White Shadows review: a twisted, musical joyride that loses a little steam
ORIGINAL SOURCE LINK
I usually don’t like comparing games when I review them, but I have a funny feeling I’m not the only one that was reminded of other moody puzzle-platformers when I first saw White Shadows. It’s a game that features a monotone colour pallette, a dystopian setting, an incredibly abstract story and the first few minutes had me pushing around boxes to get past obstacles, so yes, it will remind you of Playdead’s Limbo or Inside. White Shadows gets close to growing its own wings and taking off, thanks to an incredible emphasis on musical sections and cinematic presentation. Sadly, some uninspired puzzles and an incoherent final act clip its wings before it gets to soar.
White Shadows begins with a content warning that fills a paragraph, cautioning players about themes of racism, xenophobia, suicide and more. But it explores these themes in the same way George Orwell explores the corruption of socialist ideals in the Soviet Union: with animals.
You play as a little raven traversing a hyper-industrialised city, devoid of natural lighting and stuffed with metallic structures. It’s not uncommon to see signs in the background that read “All Animals Are Equal… Except Birds”, or signs that encourage violence toward the poor feathered creatures.
The commentary is a bit overt – even more so later in the game in ways I won’t spoil – but the sinister environment it manages to build is worth it. Especially with the scary amount of ads sprawled across the place, the city of White Shadows feels like a proper capitalist dystopia. One where all the pigs are trying to sell you artificial light, because God knows what happened to the sun. Some of the animal and machine designs are also superb. There’s one depiction of a pig’s buttcheeks that had my face create eight different chins.
When you’re not being exposed to wrinkly pig cheeks, you’re likely to be solving a number of puzzles, and these are somewhat hit-or-miss. Mostly miss. They’re not terrible, or so vague that you’ll be stuck on them forever, they’re just too simple. This is probably down to the White Shadows’ lack of physics simulation. I never spent any time playing around with a puzzle’s various moving parts, so there was none of the experimentation that usually comes from most 2D puzzle games. Instead, the answer to most puzzles is either incredibly obvious, or you’ll just need to backtrack and find another box to use as a platform. You never spend too much time on any puzzle due to their relative simplicity, though, so at least they act as mostly aesthetic obstacles during your playtime.

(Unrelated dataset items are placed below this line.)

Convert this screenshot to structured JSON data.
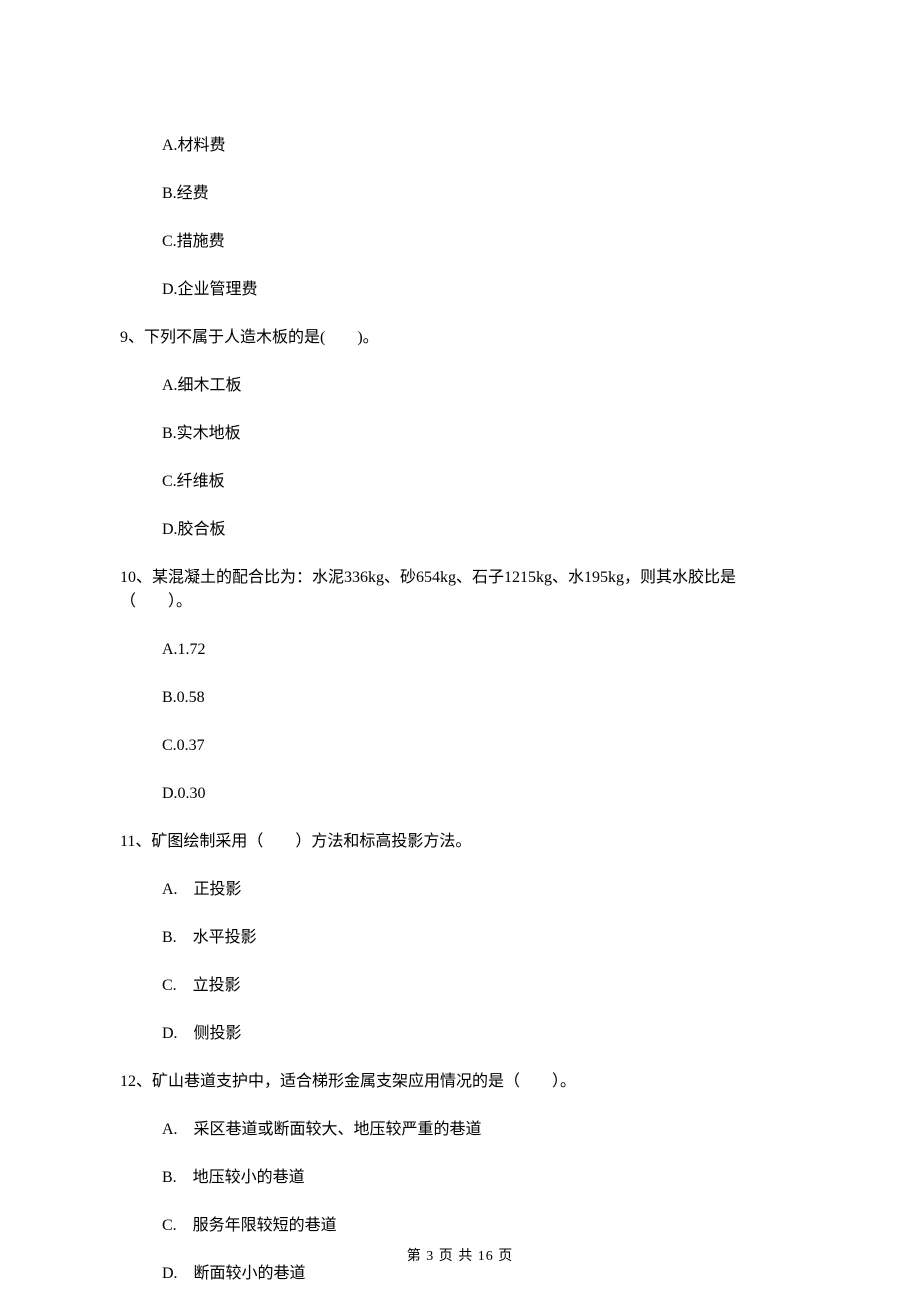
{
  "q8": {
    "options": {
      "A": "A.材料费",
      "B": "B.经费",
      "C": "C.措施费",
      "D": "D.企业管理费"
    }
  },
  "q9": {
    "stem": "9、下列不属于人造木板的是(　　)。",
    "options": {
      "A": "A.细木工板",
      "B": "B.实木地板",
      "C": "C.纤维板",
      "D": "D.胶合板"
    }
  },
  "q10": {
    "stem": "10、某混凝土的配合比为：水泥336kg、砂654kg、石子1215kg、水195kg，则其水胶比是（　　）。",
    "options": {
      "A": "A.1.72",
      "B": "B.0.58",
      "C": "C.0.37",
      "D": "D.0.30"
    }
  },
  "q11": {
    "stem": "11、矿图绘制采用（　　）方法和标高投影方法。",
    "options": {
      "A": "A.　正投影",
      "B": "B.　水平投影",
      "C": "C.　立投影",
      "D": "D.　侧投影"
    }
  },
  "q12": {
    "stem": "12、矿山巷道支护中，适合梯形金属支架应用情况的是（　　）。",
    "options": {
      "A": "A.　采区巷道或断面较大、地压较严重的巷道",
      "B": "B.　地压较小的巷道",
      "C": "C.　服务年限较短的巷道",
      "D": "D.　断面较小的巷道"
    }
  },
  "footer": "第 3 页 共 16 页"
}
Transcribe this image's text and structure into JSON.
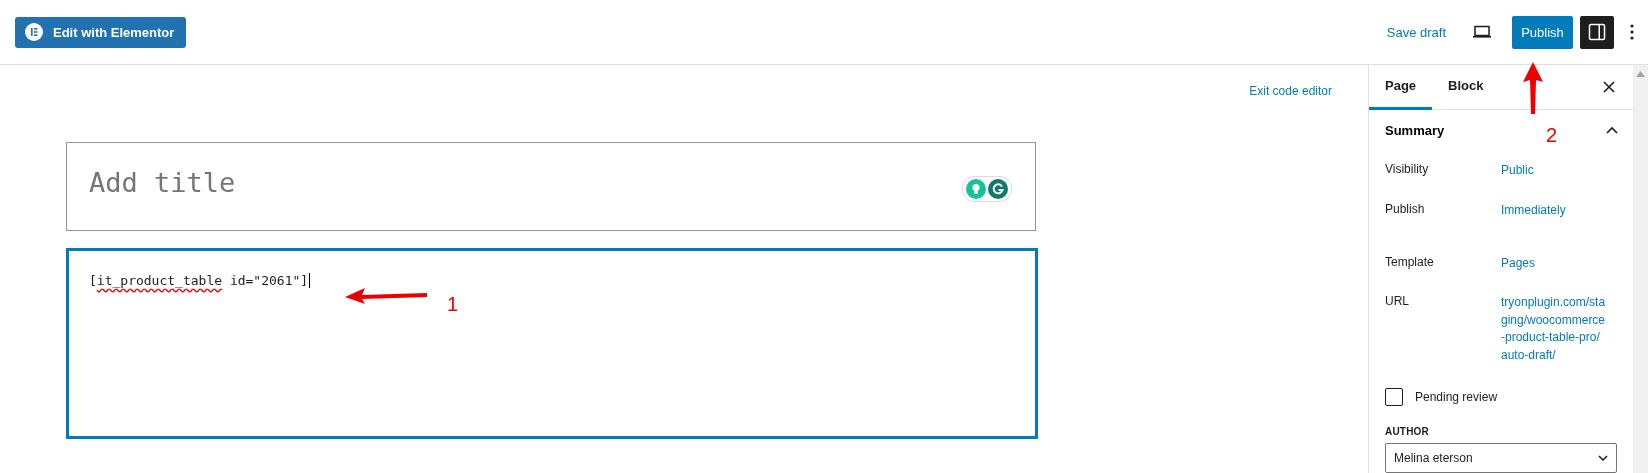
{
  "toolbar": {
    "elementor_button": "Edit with Elementor",
    "save_draft": "Save draft",
    "publish": "Publish",
    "sidebar_open": true
  },
  "editor": {
    "exit_code_editor": "Exit code editor",
    "title_placeholder": "Add title",
    "focused": true,
    "code": {
      "before": "[",
      "flagged_word": "it_product_table",
      "after": " id=\"2061\"]",
      "spellcheck_flag": true
    }
  },
  "sidebar": {
    "tabs": [
      {
        "label": "Page",
        "selected": true
      },
      {
        "label": "Block",
        "selected": false
      }
    ],
    "panel": {
      "title": "Summary",
      "expanded": true
    },
    "rows": [
      {
        "label": "Visibility",
        "value": "Public"
      },
      {
        "label": "Publish",
        "value": "Immediately"
      },
      {
        "label": "Template",
        "value": "Pages"
      },
      {
        "label": "URL",
        "value": "tryonplugin.com/staging/woocommerce-product-table-pro/auto-draft/"
      }
    ],
    "pending_review": {
      "label": "Pending review",
      "checked": false
    },
    "author": {
      "label": "AUTHOR",
      "value": "Melina eterson"
    }
  },
  "annotations": [
    {
      "label": "1",
      "kind": "left"
    },
    {
      "label": "2",
      "kind": "up"
    }
  ]
}
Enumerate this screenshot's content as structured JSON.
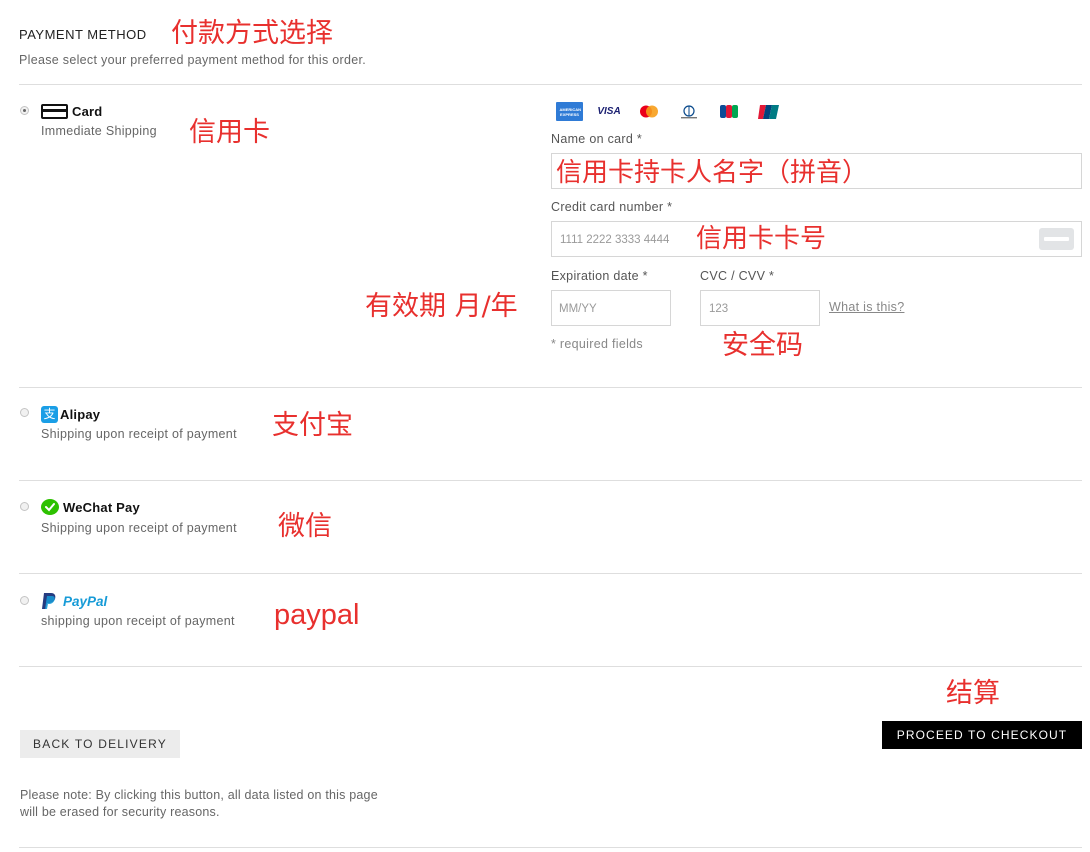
{
  "header": {
    "title": "PAYMENT METHOD",
    "title_note": "付款方式选择",
    "subtitle": "Please select your preferred payment method for this order."
  },
  "methods": [
    {
      "name": "Card",
      "desc": "Immediate Shipping",
      "note": "信用卡",
      "selected": true,
      "icon": "card-icon"
    },
    {
      "name": "Alipay",
      "desc": "Shipping upon receipt of payment",
      "note": "支付宝",
      "selected": false,
      "icon": "alipay-icon"
    },
    {
      "name": "WeChat Pay",
      "desc": "Shipping upon receipt of payment",
      "note": "微信",
      "selected": false,
      "icon": "wechat-icon"
    },
    {
      "name": "PayPal",
      "desc": "shipping upon receipt of payment",
      "note": "paypal",
      "selected": false,
      "icon": "paypal-icon"
    }
  ],
  "card_form": {
    "logos": [
      "amex-logo",
      "visa-logo",
      "mastercard-logo",
      "diners-club-logo",
      "jcb-logo",
      "unionpay-logo"
    ],
    "visa_text": "VISA",
    "amex_text": "AMERICAN EXPRESS",
    "jcb_text": "JCB",
    "name_label": "Name on card *",
    "name_note": "信用卡持卡人名字（拼音）",
    "number_label": "Credit card number *",
    "number_placeholder": "1111 2222 3333 4444",
    "number_note": "信用卡卡号",
    "expiry_label": "Expiration date *",
    "expiry_placeholder": "MM/YY",
    "expiry_note": "有效期 月/年",
    "cvc_label": "CVC / CVV *",
    "cvc_placeholder": "123",
    "cvc_help": "What is this?",
    "cvc_note": "安全码",
    "required_note": "* required fields"
  },
  "footer": {
    "back_label": "BACK TO DELIVERY",
    "checkout_label": "PROCEED TO CHECKOUT",
    "checkout_note": "结算",
    "notice": "Please note: By clicking this button, all data listed on this page will be erased for security reasons."
  },
  "colors": {
    "annotation": "#e8302e",
    "divider": "#dedede",
    "checkout_bg": "#000000",
    "alipay": "#1a9ee6",
    "wechat": "#2dc100",
    "paypal_dark": "#253b80",
    "paypal_light": "#179bd7"
  }
}
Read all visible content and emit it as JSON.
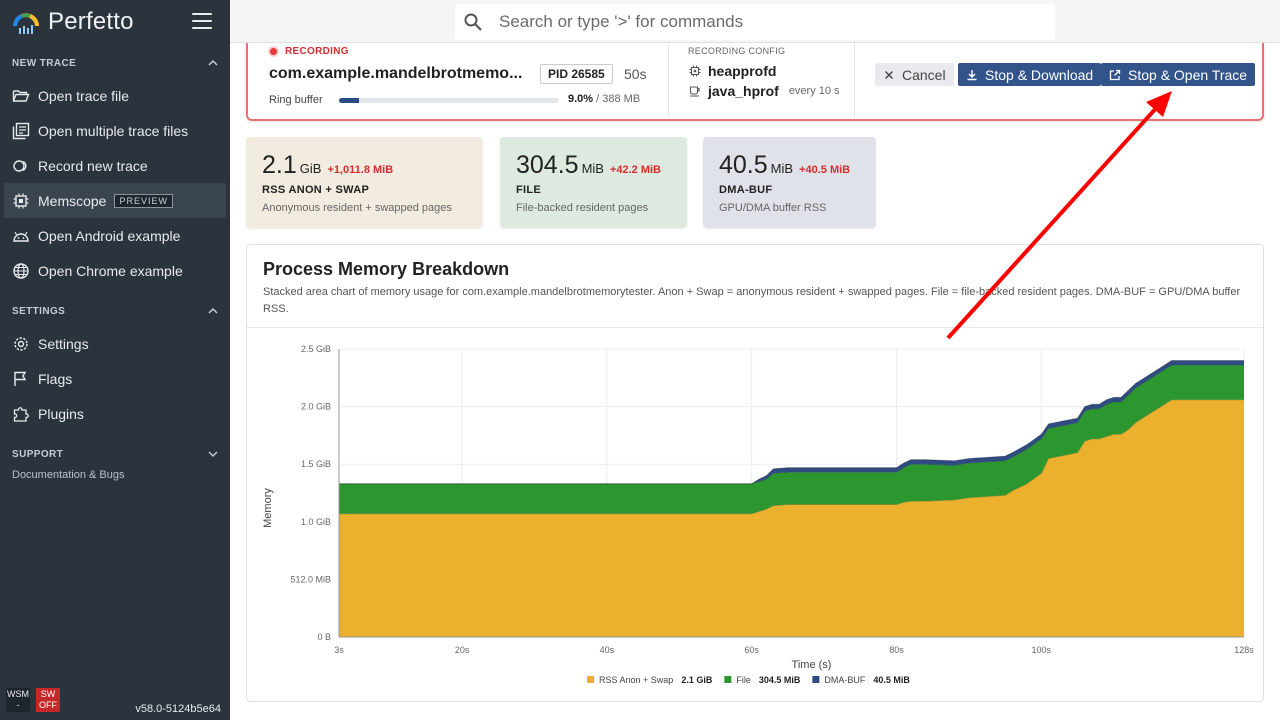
{
  "app": {
    "name": "Perfetto",
    "version": "v58.0-5124b5e64",
    "wsm_label": "WSM",
    "wsm_value": "-",
    "sw_label": "SW",
    "sw_value": "OFF"
  },
  "search": {
    "placeholder": "Search or type '>' for commands"
  },
  "sidebar": {
    "new_trace": {
      "title": "NEW TRACE",
      "items": [
        {
          "label": "Open trace file",
          "icon": "folder-open-icon"
        },
        {
          "label": "Open multiple trace files",
          "icon": "library-icon"
        },
        {
          "label": "Record new trace",
          "icon": "record-icon"
        },
        {
          "label": "Memscope",
          "icon": "chip-icon",
          "badge": "PREVIEW",
          "active": true
        },
        {
          "label": "Open Android example",
          "icon": "android-icon"
        },
        {
          "label": "Open Chrome example",
          "icon": "globe-icon"
        }
      ]
    },
    "settings": {
      "title": "SETTINGS",
      "items": [
        {
          "label": "Settings",
          "icon": "gear-icon"
        },
        {
          "label": "Flags",
          "icon": "flag-icon"
        },
        {
          "label": "Plugins",
          "icon": "puzzle-icon"
        }
      ]
    },
    "support": {
      "title": "SUPPORT",
      "items": [
        {
          "label": "Documentation & Bugs"
        }
      ]
    }
  },
  "recording": {
    "status": "RECORDING",
    "process": "com.example.mandelbrotmemo...",
    "pid": "PID 26585",
    "elapsed": "50s",
    "ring_label": "Ring buffer",
    "ring_fraction": 0.09,
    "ring_pct": "9.0%",
    "ring_total": "/ 388 MB",
    "config_title": "RECORDING CONFIG",
    "config": [
      {
        "name": "heapprofd",
        "icon": "chip-icon",
        "note": ""
      },
      {
        "name": "java_hprof",
        "icon": "coffee-icon",
        "note": "every 10 s"
      }
    ],
    "buttons": {
      "cancel": "Cancel",
      "stop_download": "Stop & Download",
      "stop_open": "Stop & Open Trace"
    }
  },
  "stats": [
    {
      "value": "2.1",
      "unit": "GiB",
      "delta": "+1,011.8 MiB",
      "name": "RSS ANON + SWAP",
      "desc": "Anonymous resident + swapped pages",
      "bg": "#f1ebe0"
    },
    {
      "value": "304.5",
      "unit": "MiB",
      "delta": "+42.2 MiB",
      "name": "FILE",
      "desc": "File-backed resident pages",
      "bg": "#deeadf"
    },
    {
      "value": "40.5",
      "unit": "MiB",
      "delta": "+40.5 MiB",
      "name": "DMA-BUF",
      "desc": "GPU/DMA buffer RSS",
      "bg": "#dfe2e8"
    }
  ],
  "chart_data": {
    "type": "area",
    "stacked": true,
    "title": "Process Memory Breakdown",
    "description": "Stacked area chart of memory usage for com.example.mandelbrotmemorytester. Anon + Swap = anonymous resident + swapped pages. File = file-backed resident pages. DMA-BUF = GPU/DMA buffer RSS.",
    "xlabel": "Time (s)",
    "ylabel": "Memory",
    "xlim": [
      3,
      128
    ],
    "ylim_gib": [
      0,
      2.5
    ],
    "x_ticks": [
      {
        "v": 3,
        "label": "3s"
      },
      {
        "v": 20,
        "label": "20s"
      },
      {
        "v": 40,
        "label": "40s"
      },
      {
        "v": 60,
        "label": "60s"
      },
      {
        "v": 80,
        "label": "80s"
      },
      {
        "v": 100,
        "label": "100s"
      },
      {
        "v": 128,
        "label": "128s"
      }
    ],
    "y_ticks": [
      {
        "v": 0,
        "label": "0 B"
      },
      {
        "v": 0.5,
        "label": "512.0 MiB"
      },
      {
        "v": 1.0,
        "label": "1.0 GiB"
      },
      {
        "v": 1.5,
        "label": "1.5 GiB"
      },
      {
        "v": 2.0,
        "label": "2.0 GiB"
      },
      {
        "v": 2.5,
        "label": "2.5 GiB"
      }
    ],
    "x": [
      3,
      60,
      61,
      62,
      63,
      65,
      70,
      80,
      81,
      82,
      84,
      88,
      90,
      95,
      96,
      98,
      100,
      101,
      105,
      106,
      107,
      108,
      109,
      110,
      111,
      112,
      113,
      115,
      116,
      118,
      128
    ],
    "series": [
      {
        "name": "RSS Anon + Swap",
        "color": "#ebb02e",
        "legend_value": "2.1 GiB",
        "values": [
          1.07,
          1.07,
          1.09,
          1.11,
          1.14,
          1.15,
          1.15,
          1.15,
          1.17,
          1.18,
          1.18,
          1.19,
          1.21,
          1.23,
          1.27,
          1.33,
          1.42,
          1.55,
          1.6,
          1.7,
          1.72,
          1.72,
          1.74,
          1.76,
          1.76,
          1.8,
          1.86,
          1.94,
          1.98,
          2.06,
          2.06
        ]
      },
      {
        "name": "File",
        "color": "#2c962f",
        "legend_value": "304.5 MiB",
        "values": [
          0.26,
          0.26,
          0.26,
          0.26,
          0.28,
          0.28,
          0.28,
          0.28,
          0.3,
          0.32,
          0.32,
          0.3,
          0.3,
          0.3,
          0.29,
          0.3,
          0.3,
          0.26,
          0.26,
          0.26,
          0.26,
          0.26,
          0.28,
          0.28,
          0.28,
          0.3,
          0.3,
          0.3,
          0.3,
          0.3,
          0.3
        ]
      },
      {
        "name": "DMA-BUF",
        "color": "#2e4b82",
        "legend_value": "40.5 MiB",
        "values": [
          0,
          0,
          0.02,
          0.03,
          0.04,
          0.04,
          0.04,
          0.04,
          0.04,
          0.04,
          0.04,
          0.04,
          0.04,
          0.04,
          0.04,
          0.04,
          0.04,
          0.04,
          0.04,
          0.04,
          0.04,
          0.04,
          0.04,
          0.04,
          0.04,
          0.04,
          0.04,
          0.04,
          0.04,
          0.04,
          0.04
        ]
      }
    ]
  }
}
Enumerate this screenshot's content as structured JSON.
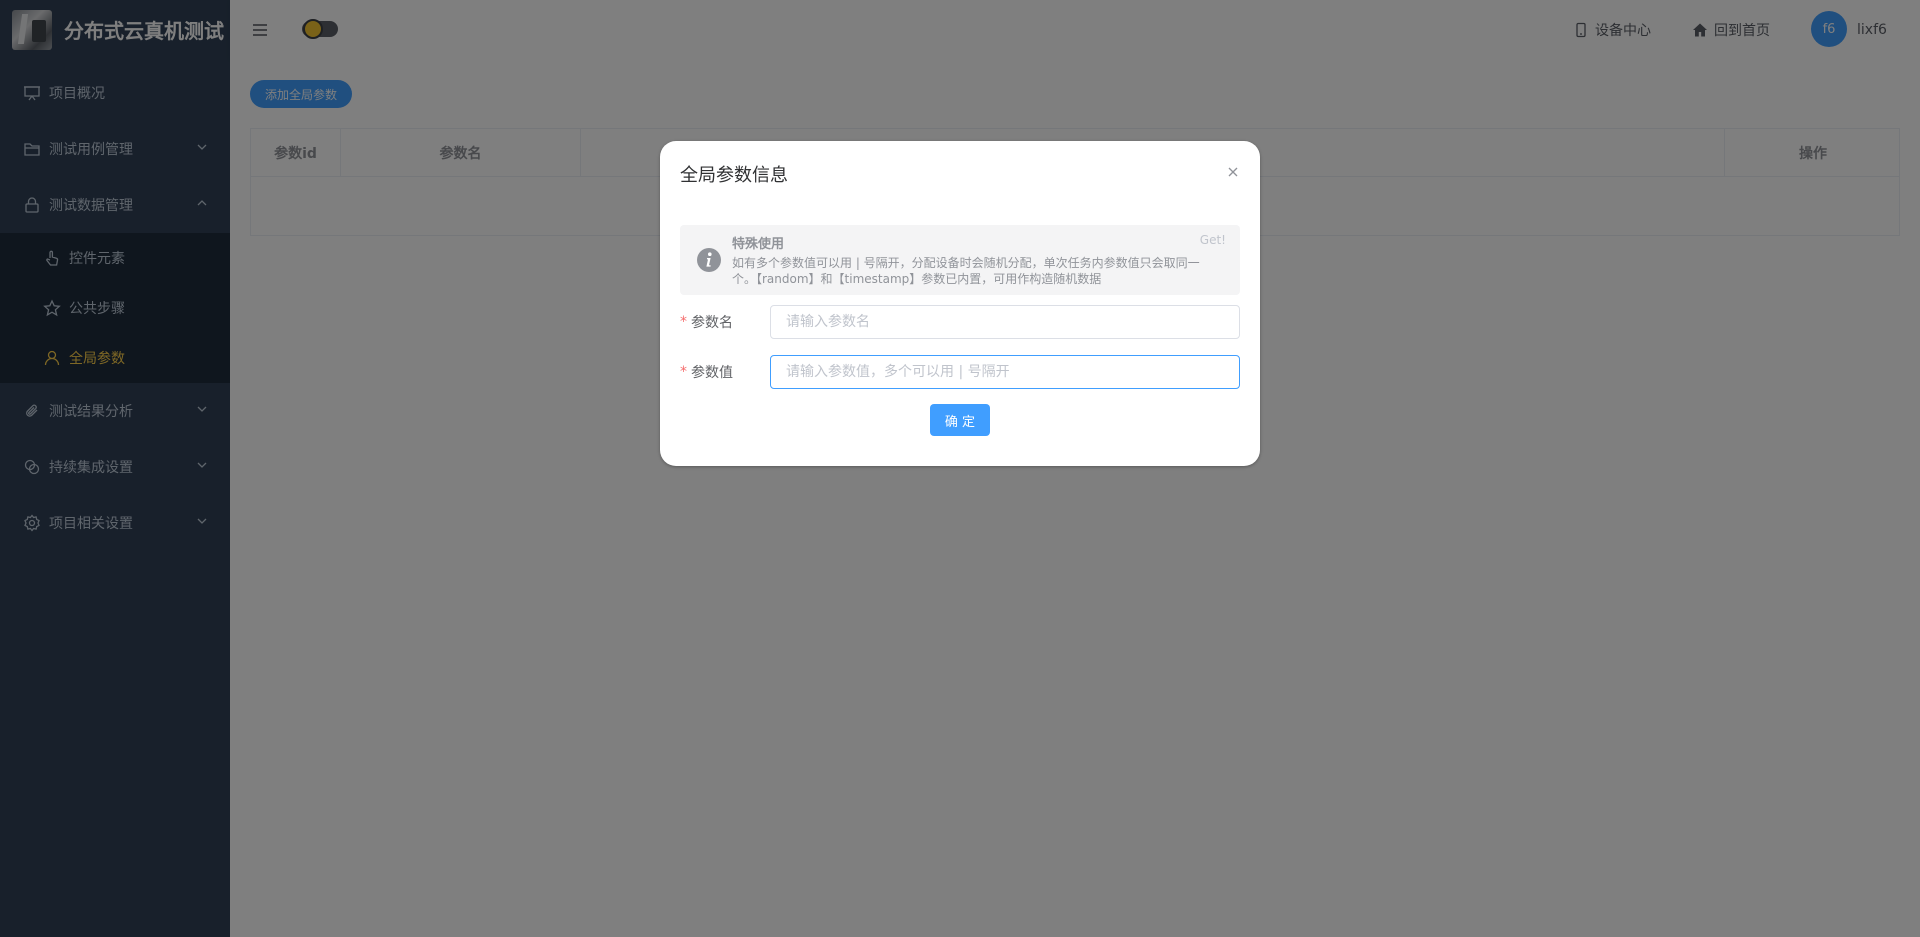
{
  "app": {
    "title": "分布式云真机测试"
  },
  "sidebar": {
    "items": [
      {
        "label": "项目概况"
      },
      {
        "label": "测试用例管理"
      },
      {
        "label": "测试数据管理"
      },
      {
        "label": "控件元素"
      },
      {
        "label": "公共步骤"
      },
      {
        "label": "全局参数"
      },
      {
        "label": "测试结果分析"
      },
      {
        "label": "持续集成设置"
      },
      {
        "label": "项目相关设置"
      }
    ],
    "active_color": "#ffd04b"
  },
  "header": {
    "device_center": "设备中心",
    "back_home": "回到首页",
    "avatar_text": "f6",
    "username": "lixf6"
  },
  "main": {
    "add_button": "添加全局参数",
    "table": {
      "columns": [
        "参数id",
        "参数名",
        "",
        "操作"
      ]
    }
  },
  "dialog": {
    "title": "全局参数信息",
    "alert": {
      "title": "特殊使用",
      "description": "如有多个参数值可以用 | 号隔开，分配设备时会随机分配，单次任务内参数值只会取同一个。【random】和【timestamp】参数已内置，可用作构造随机数据",
      "close_text": "Get!"
    },
    "fields": [
      {
        "label": "参数名",
        "placeholder": "请输入参数名",
        "value": ""
      },
      {
        "label": "参数值",
        "placeholder": "请输入参数值，多个可以用 | 号隔开",
        "value": ""
      }
    ],
    "confirm": "确 定"
  },
  "colors": {
    "primary": "#409eff",
    "sidebar": "#304156"
  }
}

The majority of the game has a fast, frantic and fun pace, never really releasing the tension. Until the quite left-field final act, that is. In an awkward change of pace the game literally describes the history of the city, how the society turned into an industrial hell, and other, more spoilery stuff. For a game that seemed so committed to interpretive storytelling for most of its playtime, this section just felt like whiplash. Even though the rest of the game from that point on is telling an incoherent story, at least it’s full of some amazing screens.
I don’t want to oversell White Shadows shortcomings because White Shadows is a, well, short game. I completed it in just under two hours, so any sections that I did have a problem with never really lasted long. When White Shadows is at its best, it flies as high as the industrial monoliths that litter the background.
I’m specifically referring to the game’s fantastic musical segments, which have you jumping and ducking for your life while a classical piece like Ride Of The Valkyries blasts in the background. The music is timed perfectly with the jumps to save your life, or the machinery slamming down and attempting to kill you. These sections serve as both heart-thumping thrillrides and spectacularly cinematic set pieces. It’s not like the White Shadows as a whole is a two hour musical, but these showcases pop up often enough that they’re the main thing I remember from the game.
But even when an epic opera isn’t narrating your scarmble for survival, the game retains its cinematic flair. The camera frequently zooms out or pans up, drawing your attention to a menacing monument or another sickening character design. White Shadows never takes its foot off the pedal in this regard. The entire game is full of incredibly well-composed shots that could be turned into a poster – if you’re into looking at morbid things every day.
White Shadows is at its best when it focuses less on puzzles and more on these moments. The moments where you’re simply focused on running from point A to B, jumping over a few gaps or dodging some mechanical saws intent on grinding you up. When the game operates on this level, it reminds me more of an art installation or a piece of theatre; something to be bewildered by and admired rather than something that’ll challenge you.
So, some of White Shadows’ individual parts are flawed, but I did really enjoy my time with it. If you don’t really mind the game’s simple puzzles and you’re willing to ignore the exposition dump at the end, I’d recommend it. White Shadows offers two hours of creative, chilling designs, joyous musical set pieces and enough screen-shottable sights to fill your hard drive.